Ätiologie und Pathogenese

  • Ursachen für Hypoglykämien bei Menschen mit Typ-1-Diabetes oder Typ-2-Diabetes:,
    • Über-/Fehldosierung (zeitlich) von Insulin im Verhältnis zur Kohlenhydratzufuhr
    • Pharmaka, die die Insulinsekretion stimulieren (Sulfonylharnstoffe, Glinide).
    • erniedrigte exogene Kohlenhydratzufuhr: vergessene oder verspätete Mahlzeiten
    • erhöhter Kohlenhydratbedarf (stärkere Muskelarbeit, z. B. nach Sport)
    • erhöhte Insulinsensitivität (während der Nacht, nach verbesserter glykämischen Kontrolle, nach verbessertem körperlichen Trainingszustand)
    • erniedrigte endogene Glukoseproduktion (z. B. nach Alkoholkonsum)
    • Einnahme von Medikamenten, die eine Hypoglykämie verstärken oder weniger bemerkbar machen (Betablocker, Psychopharmaka).
    • erniedrigte Medikamentenclearance (z.
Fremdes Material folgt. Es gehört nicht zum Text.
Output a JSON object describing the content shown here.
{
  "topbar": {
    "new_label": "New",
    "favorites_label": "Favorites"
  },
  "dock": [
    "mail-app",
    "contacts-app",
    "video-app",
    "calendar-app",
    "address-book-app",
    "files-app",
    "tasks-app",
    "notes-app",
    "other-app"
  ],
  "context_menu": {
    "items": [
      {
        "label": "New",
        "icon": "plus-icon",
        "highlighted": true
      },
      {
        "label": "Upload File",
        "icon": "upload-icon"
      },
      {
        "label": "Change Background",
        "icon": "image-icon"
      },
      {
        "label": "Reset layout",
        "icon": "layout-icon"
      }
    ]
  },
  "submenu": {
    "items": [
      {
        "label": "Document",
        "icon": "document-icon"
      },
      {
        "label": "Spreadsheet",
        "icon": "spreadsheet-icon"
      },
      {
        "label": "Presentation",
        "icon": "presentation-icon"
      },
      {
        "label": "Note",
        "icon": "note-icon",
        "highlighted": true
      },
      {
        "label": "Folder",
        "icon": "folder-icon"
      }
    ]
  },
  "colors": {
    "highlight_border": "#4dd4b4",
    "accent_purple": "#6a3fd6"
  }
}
B. bei Niereninsuffizienz)
    • mangelndes Therapieverständnis, fehlende Patientenschulung.

Prädisponierende Faktoren

  • Faktoren, die mit höherem Risiko für Hypoglykämien bei Diabetes assoziiert sind:
    • Diabetesdauer
    • Hypoglykämie-Wahrnehmungsstörungen
    • Glykämische Kontrolle: strenge Blutzuckereinstellung erhöht das Risiko.3
    • vorherige Hypoglykämien
    • Neuropathie.

ICPC-2

  • T87 Hypoglykämie

ICD-10

  • E10.0 Primär insulinabhängiger Diabetes mellitus [Typ-1-Diabetes] mit Koma
  • E11.0 Nicht primär insulinabhängiger Diabetes mellitus [Typ-1-Diabetes] mit Koma
  • E12.0 Diabetes mellitus in Verbindung mit Fehl- oder Mangelernährung [Malnutrition] mit Koma
  • E13.0 Sonstiger näher bezeichneter Diabetes mellitus mit Koma
  • E14.0 Nicht näher bezeichneter Diabetes mellitus mit Koma
  • E15 Hypoglykämisches Koma, nichtdiabetisch
  • E16.0 Arzneimittelinduzierte Hypoglykämie ohne Koma
  • E16.1 Sonstige Hypoglykämie
  • E16.2 Hypoglykämie, nicht näher bezeichnet

Diagnostik

Diagnostische Kriterien

  • Diagnose basiert auf dem gleichzeitigen Vorliegen (Whipple-Trias) von:
    • typischen Symptomen
      • autonome Symptome: Schwitzen, Zittern, Heißhunger, Herzklopfen
      • neuroglykopenische Symptome: u. a. Wortfindungsstörungen, Doppelbilder und andere Sehstörungen, Koordinationsschwierigkeiten, Bewusstseinseinschränkung bis Koma, Krämpfe
      • allgemeines Unwohlsein: Übelkeit, Kopfschmerzen.
    • niedriger Blutglukosekonzentration
    • Verbesserung der Symptomatik nach Glukosezufuhr

Differenzialdiagnosen

Symptome/Anamnese

  • Hypoglykämien sind wichtige, weil potenziell lebensbedrohliche unerwünschte Wirkungen einer Blutglukose senkenden Behandlung.
    • Auftreten von Hypoglykämien sollte immer wieder erfragt werden, weil sie nicht selten von den Patient*innen als Schwindelgefühl, Kopfschmerzen, Heißhunger, aber auch Übelkeit „übersehen“ werden können.
  • Anfängliche Symptome
    • Unruhe, Schweiß, erhöhter Puls, Herzklopfen, Stimmungsschwankungen und Durst (autonome Symptome)
  • Im Verlauf zerebrale Symptome
    • eingeschränktes Bewusstsein, Bewusstlosigkeit, Krampfanfälle und Lähmungen (neuroglykopenische Symptome)
  • Cave: Abnahme der Symptomatik möglich nach langer Krankheitsdauer, Einnahme nichtselektiver Betablocker, Alkoholgenuss oder niedrigem Blutzuckerspiegel über langen Zeitraum!
    • Das Gefühl für zu niedrigen Blutzuckerspiegel kann zurückkommen, wenn der Blutzuckerspiegel über einige Wochen konstant über 90 mg/dl (5 mmol/l) gehalten wird.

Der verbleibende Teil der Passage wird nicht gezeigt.